Balanced Budget Multiplier

In Keynesian models, equal increases in government spending and taxes raise output by exactly the spending increase.

The balanced budget multiplier is the change in output (Y) caused by a fiscal package where government spending and taxes rise by the same amount ((\Delta G = \Delta T)). In a simple Keynesian model, that package raises output by exactly the spending increase, so the multiplier is 1.

Model Logic (A Simple Derivation)

In a stripped-down goods-market model:

[ Y = C + I + G ]

with a consumption function:

[ C = a + b(Y - T) ]

where (b) is the marginal propensity to consume (MPC), (0 < b < 1).

Holding (I) fixed and taking changes:

[ \Delta Y = \Delta C + \Delta G ]

and

[ \Delta C = b(\Delta Y - \Delta T) ]

Substitute:

[ \Delta Y = b(\Delta Y - \Delta T) + \Delta G ]

Solve for (\Delta Y):

[ \Delta Y = \frac{1}{1-b}(\Delta G - b\Delta T) ]

If (\Delta G = \Delta T), then:

[ \Delta Y = \Delta G ]

So the balanced budget multiplier is 1 under these assumptions.

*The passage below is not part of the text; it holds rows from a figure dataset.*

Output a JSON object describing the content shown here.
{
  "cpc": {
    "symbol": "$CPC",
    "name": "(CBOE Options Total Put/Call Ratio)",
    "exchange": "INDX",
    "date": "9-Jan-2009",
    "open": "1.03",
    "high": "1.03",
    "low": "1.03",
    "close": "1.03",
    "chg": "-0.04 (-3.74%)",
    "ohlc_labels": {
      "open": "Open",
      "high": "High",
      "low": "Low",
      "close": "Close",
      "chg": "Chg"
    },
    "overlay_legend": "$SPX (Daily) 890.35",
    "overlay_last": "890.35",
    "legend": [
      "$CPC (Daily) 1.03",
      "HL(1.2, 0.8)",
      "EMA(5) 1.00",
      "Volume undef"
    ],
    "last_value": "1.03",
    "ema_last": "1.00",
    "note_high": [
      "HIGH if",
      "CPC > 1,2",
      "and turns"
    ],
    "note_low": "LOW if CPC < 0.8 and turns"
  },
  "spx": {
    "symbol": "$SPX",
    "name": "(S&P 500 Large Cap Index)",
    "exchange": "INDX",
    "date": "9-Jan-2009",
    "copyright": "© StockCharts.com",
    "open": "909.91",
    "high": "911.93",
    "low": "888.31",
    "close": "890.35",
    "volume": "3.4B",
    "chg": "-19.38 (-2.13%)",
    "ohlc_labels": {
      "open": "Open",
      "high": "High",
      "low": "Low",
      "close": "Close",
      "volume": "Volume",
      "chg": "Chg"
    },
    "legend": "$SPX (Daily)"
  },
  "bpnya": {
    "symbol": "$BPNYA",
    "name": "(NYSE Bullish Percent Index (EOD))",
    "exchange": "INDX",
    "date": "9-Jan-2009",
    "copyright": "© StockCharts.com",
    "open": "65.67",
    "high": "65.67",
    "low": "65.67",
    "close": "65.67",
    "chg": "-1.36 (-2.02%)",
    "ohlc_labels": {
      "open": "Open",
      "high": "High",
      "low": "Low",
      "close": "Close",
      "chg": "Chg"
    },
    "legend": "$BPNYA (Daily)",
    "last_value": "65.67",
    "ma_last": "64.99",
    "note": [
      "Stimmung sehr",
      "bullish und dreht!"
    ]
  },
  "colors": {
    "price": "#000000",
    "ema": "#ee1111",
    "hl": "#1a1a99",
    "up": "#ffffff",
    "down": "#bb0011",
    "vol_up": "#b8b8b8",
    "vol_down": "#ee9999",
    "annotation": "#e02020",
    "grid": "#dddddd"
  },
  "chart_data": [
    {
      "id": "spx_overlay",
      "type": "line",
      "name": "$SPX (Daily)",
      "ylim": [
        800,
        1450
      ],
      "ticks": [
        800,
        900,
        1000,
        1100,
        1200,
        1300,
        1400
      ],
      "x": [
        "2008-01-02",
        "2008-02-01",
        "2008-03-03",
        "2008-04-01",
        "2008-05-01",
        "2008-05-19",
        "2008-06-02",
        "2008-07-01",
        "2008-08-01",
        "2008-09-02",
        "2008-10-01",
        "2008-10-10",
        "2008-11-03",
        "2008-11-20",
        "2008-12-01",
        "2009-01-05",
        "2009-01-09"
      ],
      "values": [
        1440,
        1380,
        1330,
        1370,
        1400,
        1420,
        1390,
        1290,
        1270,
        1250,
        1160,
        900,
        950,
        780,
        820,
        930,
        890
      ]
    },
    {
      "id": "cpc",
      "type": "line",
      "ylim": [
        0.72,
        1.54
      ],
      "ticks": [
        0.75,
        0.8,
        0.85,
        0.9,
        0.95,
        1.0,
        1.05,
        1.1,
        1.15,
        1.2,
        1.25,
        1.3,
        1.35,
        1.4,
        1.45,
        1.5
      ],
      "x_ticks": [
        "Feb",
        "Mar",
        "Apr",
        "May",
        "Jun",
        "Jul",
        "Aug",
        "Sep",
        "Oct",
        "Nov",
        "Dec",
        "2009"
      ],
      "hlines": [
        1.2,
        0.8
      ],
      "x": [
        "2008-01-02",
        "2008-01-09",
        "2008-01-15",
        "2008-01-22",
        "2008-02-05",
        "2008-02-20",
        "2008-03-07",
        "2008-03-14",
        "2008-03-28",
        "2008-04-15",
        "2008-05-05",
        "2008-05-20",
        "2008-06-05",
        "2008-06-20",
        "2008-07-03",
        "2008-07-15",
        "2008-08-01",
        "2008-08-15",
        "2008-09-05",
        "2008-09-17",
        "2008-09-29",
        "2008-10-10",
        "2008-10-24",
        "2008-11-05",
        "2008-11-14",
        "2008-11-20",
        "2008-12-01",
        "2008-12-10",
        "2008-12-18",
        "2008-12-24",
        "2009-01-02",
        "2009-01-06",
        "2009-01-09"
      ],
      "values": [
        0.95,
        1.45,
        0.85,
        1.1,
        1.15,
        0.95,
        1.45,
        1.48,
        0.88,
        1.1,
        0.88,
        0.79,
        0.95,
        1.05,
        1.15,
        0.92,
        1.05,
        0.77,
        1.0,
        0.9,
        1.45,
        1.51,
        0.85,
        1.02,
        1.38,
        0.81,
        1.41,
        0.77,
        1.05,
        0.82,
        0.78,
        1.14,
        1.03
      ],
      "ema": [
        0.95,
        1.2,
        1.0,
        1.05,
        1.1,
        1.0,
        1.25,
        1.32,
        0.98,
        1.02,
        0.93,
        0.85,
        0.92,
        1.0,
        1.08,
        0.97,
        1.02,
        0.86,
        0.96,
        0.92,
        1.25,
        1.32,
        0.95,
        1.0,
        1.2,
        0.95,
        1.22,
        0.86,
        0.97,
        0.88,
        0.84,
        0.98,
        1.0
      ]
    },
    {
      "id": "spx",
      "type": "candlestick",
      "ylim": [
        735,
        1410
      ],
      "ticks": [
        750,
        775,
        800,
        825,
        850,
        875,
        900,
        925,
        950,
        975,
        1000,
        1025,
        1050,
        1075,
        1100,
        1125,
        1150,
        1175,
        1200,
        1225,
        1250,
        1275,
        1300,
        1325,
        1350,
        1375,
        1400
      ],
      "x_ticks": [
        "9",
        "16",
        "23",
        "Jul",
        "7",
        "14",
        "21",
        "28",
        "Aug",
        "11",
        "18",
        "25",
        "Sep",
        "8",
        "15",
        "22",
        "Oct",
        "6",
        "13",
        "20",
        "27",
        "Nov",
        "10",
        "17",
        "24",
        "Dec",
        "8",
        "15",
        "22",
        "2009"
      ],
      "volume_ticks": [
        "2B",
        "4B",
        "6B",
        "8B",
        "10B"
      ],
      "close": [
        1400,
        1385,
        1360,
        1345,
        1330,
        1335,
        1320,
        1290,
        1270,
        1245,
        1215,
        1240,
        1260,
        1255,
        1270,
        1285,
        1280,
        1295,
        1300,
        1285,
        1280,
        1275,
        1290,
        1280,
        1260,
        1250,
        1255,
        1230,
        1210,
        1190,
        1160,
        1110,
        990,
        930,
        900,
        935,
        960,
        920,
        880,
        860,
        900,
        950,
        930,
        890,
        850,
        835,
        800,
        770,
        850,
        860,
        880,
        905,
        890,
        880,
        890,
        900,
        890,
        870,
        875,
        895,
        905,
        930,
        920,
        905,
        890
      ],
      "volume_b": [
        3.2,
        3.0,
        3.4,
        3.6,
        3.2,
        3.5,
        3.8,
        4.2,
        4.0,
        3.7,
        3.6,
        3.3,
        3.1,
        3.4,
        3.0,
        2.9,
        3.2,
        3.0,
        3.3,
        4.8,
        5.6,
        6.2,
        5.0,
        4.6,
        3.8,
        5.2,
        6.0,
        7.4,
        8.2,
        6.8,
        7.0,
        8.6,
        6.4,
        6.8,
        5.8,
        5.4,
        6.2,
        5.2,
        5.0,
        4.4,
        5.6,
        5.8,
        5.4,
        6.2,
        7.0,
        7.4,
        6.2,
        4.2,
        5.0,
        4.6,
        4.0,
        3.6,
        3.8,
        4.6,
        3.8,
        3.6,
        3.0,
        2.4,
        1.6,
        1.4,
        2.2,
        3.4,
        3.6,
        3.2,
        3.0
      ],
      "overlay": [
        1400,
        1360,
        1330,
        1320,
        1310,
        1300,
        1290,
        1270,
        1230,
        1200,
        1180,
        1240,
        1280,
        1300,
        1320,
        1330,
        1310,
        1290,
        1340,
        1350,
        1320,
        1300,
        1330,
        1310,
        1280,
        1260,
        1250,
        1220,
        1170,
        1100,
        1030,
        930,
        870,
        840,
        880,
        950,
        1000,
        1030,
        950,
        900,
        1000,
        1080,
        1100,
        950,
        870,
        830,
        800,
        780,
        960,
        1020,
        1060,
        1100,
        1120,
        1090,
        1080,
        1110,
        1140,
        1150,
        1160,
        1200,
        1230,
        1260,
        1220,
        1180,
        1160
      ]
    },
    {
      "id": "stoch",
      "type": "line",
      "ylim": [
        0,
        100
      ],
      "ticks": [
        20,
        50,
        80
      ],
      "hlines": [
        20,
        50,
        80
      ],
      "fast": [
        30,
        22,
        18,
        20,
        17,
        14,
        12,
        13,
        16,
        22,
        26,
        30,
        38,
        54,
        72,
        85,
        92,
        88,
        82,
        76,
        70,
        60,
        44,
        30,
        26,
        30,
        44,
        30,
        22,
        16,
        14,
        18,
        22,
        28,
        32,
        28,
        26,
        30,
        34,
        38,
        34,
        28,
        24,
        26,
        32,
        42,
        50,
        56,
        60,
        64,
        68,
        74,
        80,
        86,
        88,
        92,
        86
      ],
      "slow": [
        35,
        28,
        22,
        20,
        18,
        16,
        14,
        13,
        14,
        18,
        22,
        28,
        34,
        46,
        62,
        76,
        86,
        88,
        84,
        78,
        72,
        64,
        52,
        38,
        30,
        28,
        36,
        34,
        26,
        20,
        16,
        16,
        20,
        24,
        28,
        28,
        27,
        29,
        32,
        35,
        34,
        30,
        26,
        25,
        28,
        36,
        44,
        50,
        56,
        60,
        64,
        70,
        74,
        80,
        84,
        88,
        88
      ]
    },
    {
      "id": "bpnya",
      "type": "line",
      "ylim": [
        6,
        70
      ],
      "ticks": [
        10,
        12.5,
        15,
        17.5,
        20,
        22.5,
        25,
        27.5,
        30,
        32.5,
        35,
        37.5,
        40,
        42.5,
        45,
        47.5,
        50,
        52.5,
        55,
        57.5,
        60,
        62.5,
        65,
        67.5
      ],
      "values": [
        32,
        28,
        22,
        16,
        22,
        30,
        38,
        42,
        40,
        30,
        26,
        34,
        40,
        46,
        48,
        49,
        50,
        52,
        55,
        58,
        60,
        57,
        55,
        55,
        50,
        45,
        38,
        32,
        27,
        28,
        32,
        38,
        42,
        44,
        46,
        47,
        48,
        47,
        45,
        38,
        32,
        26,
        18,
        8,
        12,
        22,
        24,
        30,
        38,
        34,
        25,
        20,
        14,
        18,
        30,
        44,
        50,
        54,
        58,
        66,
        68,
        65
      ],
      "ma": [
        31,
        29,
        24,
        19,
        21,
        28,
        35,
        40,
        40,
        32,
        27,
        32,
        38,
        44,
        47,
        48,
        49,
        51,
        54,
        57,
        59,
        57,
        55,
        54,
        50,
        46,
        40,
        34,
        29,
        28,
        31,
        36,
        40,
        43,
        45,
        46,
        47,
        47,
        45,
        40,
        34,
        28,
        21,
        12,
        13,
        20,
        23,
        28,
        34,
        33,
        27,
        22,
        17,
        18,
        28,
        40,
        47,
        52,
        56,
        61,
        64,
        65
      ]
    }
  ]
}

When The Multiplier Is Not 1

The “equals 1” result is model-dependent. In practice, it can be smaller (or even ambiguous) if:

  • taxes are distortionary (so (\Delta T) changes behavior more than the simple MPC channel),
  • imports rise with income (leakage from domestic demand),
  • interest rates rise and crowd out private spending,
  • the economy is supply constrained (higher demand becomes inflation instead of output).

Policy Context

Balanced-budget expansions sometimes appear in debates about fiscal discipline: they promise stimulus without a larger deficit. But they can still redistribute resources and may be harder to implement politically because they combine spending increases with tax increases.